I trying to decide wether to buy a 400 today or wait for a 500 :confused:
 
You can't discuss competitor pricing on here bud, even if you don't mention where!

Anyway, I decided that the extra cash for an 8500 over an 8400 wasn't worth it for the 0.5 multi and the 160mhz stock speed increase, so went for the 8400.

It will still hopefully overclock well, and end up where an 8500 would have been anyway.
 
:o sry edited ;)
I've put off putting together a new system until the new chips were out, and had planned on getting the E8500 (thinking the launch would go smoothly :rolleyes:) but now as they aren't about (I wanna order stuff today :D) looks like I'll have to go for E8400
 
depends how good the rest of your kit is really, if your mobo or ram aren't good enough to push the 8400 to it's limit, then the 8500 might be a better bet just to take the strain off your ram & mobo.
 
E8400 = Today, E8500 = Later

E8400 ~ 4Ghz; E8500 ~ 4.5Ghz

E8400 -> £60 -> E8500

Your choice

Why do you say the 8500 will do .5Ghz more than an 8400?

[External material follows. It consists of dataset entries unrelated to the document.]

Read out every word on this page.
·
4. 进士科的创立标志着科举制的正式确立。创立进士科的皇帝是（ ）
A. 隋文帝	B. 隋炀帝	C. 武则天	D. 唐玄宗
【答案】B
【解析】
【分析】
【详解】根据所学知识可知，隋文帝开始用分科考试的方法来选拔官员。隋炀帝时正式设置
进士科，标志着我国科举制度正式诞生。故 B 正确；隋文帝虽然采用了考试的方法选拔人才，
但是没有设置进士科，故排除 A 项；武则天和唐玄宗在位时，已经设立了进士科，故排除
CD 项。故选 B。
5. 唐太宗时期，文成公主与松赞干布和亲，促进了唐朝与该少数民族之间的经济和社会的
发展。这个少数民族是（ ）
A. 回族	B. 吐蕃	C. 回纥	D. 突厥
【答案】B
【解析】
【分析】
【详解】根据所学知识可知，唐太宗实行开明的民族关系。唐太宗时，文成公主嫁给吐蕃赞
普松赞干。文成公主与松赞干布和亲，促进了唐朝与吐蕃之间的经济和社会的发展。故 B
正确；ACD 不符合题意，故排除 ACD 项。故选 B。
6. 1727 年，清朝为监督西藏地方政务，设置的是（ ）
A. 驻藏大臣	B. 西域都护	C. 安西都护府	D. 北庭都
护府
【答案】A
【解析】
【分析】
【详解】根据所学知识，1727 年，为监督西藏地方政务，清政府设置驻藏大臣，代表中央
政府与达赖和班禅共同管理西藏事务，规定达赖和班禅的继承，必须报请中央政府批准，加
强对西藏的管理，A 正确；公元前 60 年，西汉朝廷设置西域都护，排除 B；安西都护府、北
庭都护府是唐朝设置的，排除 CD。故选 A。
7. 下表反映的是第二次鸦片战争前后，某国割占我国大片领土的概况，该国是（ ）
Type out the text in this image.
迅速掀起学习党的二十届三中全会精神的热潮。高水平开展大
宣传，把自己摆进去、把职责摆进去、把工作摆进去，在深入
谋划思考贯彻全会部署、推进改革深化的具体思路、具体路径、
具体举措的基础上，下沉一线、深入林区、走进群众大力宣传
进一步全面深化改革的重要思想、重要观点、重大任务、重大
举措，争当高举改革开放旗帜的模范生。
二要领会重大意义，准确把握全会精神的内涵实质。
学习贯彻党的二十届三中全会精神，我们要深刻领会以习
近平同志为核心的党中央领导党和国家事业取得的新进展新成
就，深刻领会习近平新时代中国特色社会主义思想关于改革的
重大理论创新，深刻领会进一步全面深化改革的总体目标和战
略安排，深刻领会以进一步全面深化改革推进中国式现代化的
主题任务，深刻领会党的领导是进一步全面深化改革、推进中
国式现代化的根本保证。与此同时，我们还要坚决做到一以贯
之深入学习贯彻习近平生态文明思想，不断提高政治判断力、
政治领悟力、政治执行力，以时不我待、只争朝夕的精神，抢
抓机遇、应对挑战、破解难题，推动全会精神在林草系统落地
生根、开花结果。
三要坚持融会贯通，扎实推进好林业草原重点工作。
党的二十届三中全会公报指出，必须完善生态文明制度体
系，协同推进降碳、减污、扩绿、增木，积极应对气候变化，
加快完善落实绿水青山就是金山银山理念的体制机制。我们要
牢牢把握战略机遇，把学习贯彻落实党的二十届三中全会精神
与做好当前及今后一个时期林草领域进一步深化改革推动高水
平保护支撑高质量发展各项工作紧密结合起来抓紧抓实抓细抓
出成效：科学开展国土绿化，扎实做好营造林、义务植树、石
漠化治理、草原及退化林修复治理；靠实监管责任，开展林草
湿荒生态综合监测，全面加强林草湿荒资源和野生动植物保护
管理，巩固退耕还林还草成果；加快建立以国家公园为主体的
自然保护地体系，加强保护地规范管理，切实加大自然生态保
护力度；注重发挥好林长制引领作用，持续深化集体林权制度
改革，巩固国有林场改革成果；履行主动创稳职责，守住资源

If an E8400 was at 4Ghz, then the FSB would be 444. (444x9=4000).

So, if an E8500 was also at 444FSB, then it would be running at 4.2Ghz, not 4.5Ghz. That's a difference of 200Mhz, not 500Mhz.

So, unless the E8500 allows a higher FSB?....

Or is the E8500 better silicon, or is this what people are actually achieving with the 2 chips?
 
Why do you say the 8500 will do .5Ghz more than an 8400?

If an E8400 was at 4Ghz, then the FSB would be 444. (444x9=4000).

So, if an E8500 was also at 444FSB, then it would be running at 4.2Ghz, not 4.5Ghz. That's a difference of 200Mhz, not 500Mhz.

So, unless the E8500 allows a higher FSB?....

Or is the E8500 better silicon, or is this what people are actually achieving with the 2 chips?

They say intel have been speed binning the chips
 
They say intel have been speed binning the chips

If that's the case, then that would be something!

It just seems a big step in price to the next chip. Mind you, that's always been the case I suppose. Q6600 to Q6700 for instance...
 
If you go and read dozens of threads on XS, you can see Intel seem to be keeping the better samples for the E8500's they all clock well and some of the E8400's not so well.